Abortion

South Carolina Considers 20-Week Abortion Ban

The bill, HB 4223, was introduced last May and has 34 Republican co-sponsors. Committee members reportedly expect the bill to advance after they reconvene to hear more testimony, possibly as early as next week.

The bill, HB 4223, was introduced last May and has 34 Republican co-sponsors. Committee members reportedly expect the bill to advance after they reconvene to hear more testimony, possibly as early as next week. Gavel and American Constitution via Shutterstock

Last week a South Carolina house committee discussed a ban on abortions starting at 20 weeks post-fertilization.

The bill, HB 4223, was introduced last May and has 34 Republican co-sponsors. Committee members told the Post and Courier that they expect the bill to advance after they reconvene to hear more testimony, possibly as early as next week.

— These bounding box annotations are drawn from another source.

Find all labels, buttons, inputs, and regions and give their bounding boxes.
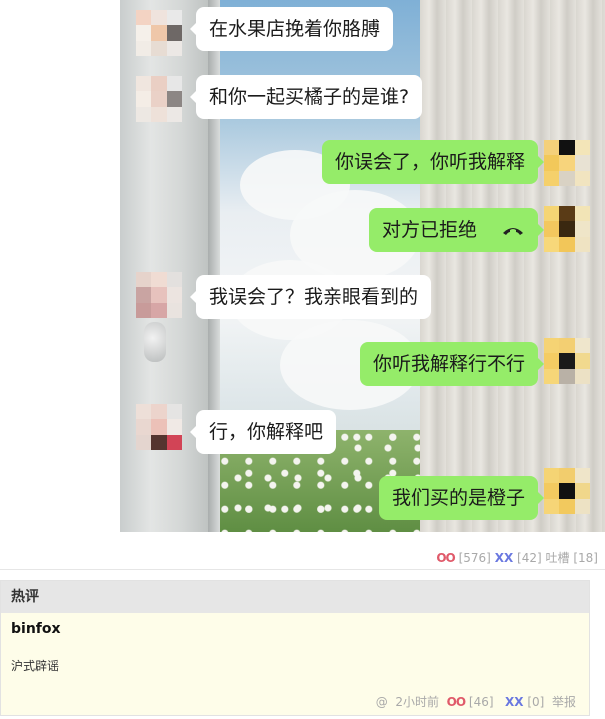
reply-at-link[interactable]: @	[376, 695, 388, 709]
hot-comments-panel: 热评 binfox 沪式辟谣 @ 2小时前 OO [46] XX [0] 举报	[0, 580, 590, 716]
door-knob	[144, 322, 166, 362]
avatar	[544, 140, 590, 186]
report-link[interactable]: 举报	[552, 695, 576, 709]
divider	[0, 569, 605, 570]
comment-oo-count: [46]	[468, 695, 494, 709]
chat-screenshot-image: 在水果店挽着你胳膊 和你一起买橘子的是谁? 你误会了，你听我解释 对方已拒绝 我…	[120, 0, 605, 532]
comment-meta: @ 2小时前 OO [46] XX [0] 举报	[376, 693, 576, 710]
comment-time: 2小时前	[395, 695, 440, 709]
call-declined-text: 对方已拒绝	[381, 219, 477, 241]
oo-count: [576]	[458, 551, 491, 565]
hot-comments-title: 热评	[1, 581, 589, 613]
avatar	[136, 10, 182, 56]
curtain-background	[420, 0, 605, 532]
chat-message-outgoing: 你听我解释行不行	[359, 342, 545, 386]
comment-oo-button[interactable]: OO	[447, 695, 466, 709]
chat-message-incoming: 在水果店挽着你胳膊	[189, 7, 394, 51]
avatar	[544, 206, 590, 252]
chat-message-incoming: 和你一起买橘子的是谁?	[189, 75, 423, 119]
hang-up-phone-icon	[501, 209, 525, 253]
avatar	[136, 76, 182, 122]
post-vote-bar: OO [576] XX [42] 吐槽 [18]	[436, 549, 598, 566]
comment-xx-count: [0]	[527, 695, 545, 709]
avatar	[544, 338, 590, 384]
chat-message-outgoing: 你误会了，你听我解释	[321, 140, 545, 184]
xx-vote-button[interactable]: XX	[495, 551, 514, 565]
tucao-link[interactable]: 吐槽	[546, 551, 570, 565]
comment-text: 沪式辟谣	[11, 659, 60, 673]
avatar	[136, 404, 182, 450]
xx-count: [42]	[517, 551, 542, 565]
comment-author[interactable]: binfox	[11, 621, 61, 637]
chat-message-outgoing: 我们买的是橙子	[378, 476, 545, 520]
chat-message-incoming: 行，你解释吧	[189, 410, 337, 454]
tucao-count: [18]	[573, 551, 598, 565]
chat-message-incoming: 我误会了？我亲眼看到的	[189, 275, 432, 319]
comment-xx-button[interactable]: XX	[505, 695, 524, 709]
avatar	[136, 272, 182, 318]
chat-message-outgoing: 对方已拒绝	[368, 208, 545, 253]
avatar	[544, 468, 590, 514]
oo-vote-button[interactable]: OO	[436, 551, 455, 565]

The three stand-alone abortion clinics in South Carolina already do not provide abortions after 14 weeks, Sloane Whelan, South Carolina director of public affairs with Planned Parenthood Health Systems, told Rewire. This means that the 20-week ban would only affect women seeking later abortions in hospitals.

“More often than not, later-term abortions are happening with very wanted pregnancies where these women are facing really tragic situations, in many cases fatal fetal anomalies where the fetus wouldn’t survive outside the womb,” Whelan said. She noted that tests for such anomalies are typically not done until after 20 weeks, and that only about 1 percent of abortions are performed after 20 weeks nationwide.

The proposed ban provides no exception for rape or incest, which the bill’s sponsor, Rep. Wendy Nanney (R-Greenville), claimed are not necessary because most pregnancies that are the result of rape or incest are aborted prior to 20 weeks. The bill only has a narrow exception to save the life of the pregnant woman, but not to preserve her health or in case of fetal anomaly.

Whelan called the bill “unconscionable” because women facing health risks from an abnormal pregnancy caught too late would be denied needed care. She anticipates an “extremely difficult fight” against the bill in the house subcommittee.

Victoria Middleton, executive director of the American Civil Liberties Union of South Carolina, testified in the hearing that the bill is unconstitutional because it bans abortions pre-viability, which is forbidden by Roe v. Wade and subsequent Supreme Court decisions. That precedent also requires exceptions for the health or life of the pregnant woman, but this bill provides no health exception.

The South Carolina Section of the American Congress of Obstetricians and Gynecologists opposes HB 4223 because it is “not based on sound science,” making false assertions that fetuses can feel pain at 20 weeks and using the medically inaccurate terms “unborn child” and “post-fertilization age.” Pregnancies are typically dated using the date of the woman’s last menstrual period.

“Dating using date of fertilization is not medical practice, and highlights how legislators should leave medical care to health care providers,” Dr. Lin-Fan Wang, a reproductive health advocacy fellow with Physicians for Reproductive Health, told Rewire in an email, adding that such language “would be highly confusing for doctors who are trying to comply.”

Ten states have enacted 20-week abortion bans, and bans in three other states (Arizona, Georgia, and Idaho) are not in effect due to court challenges. New 20-week ban legislation has also been introduced this year in West Virginia, Kentucky, and Maryland.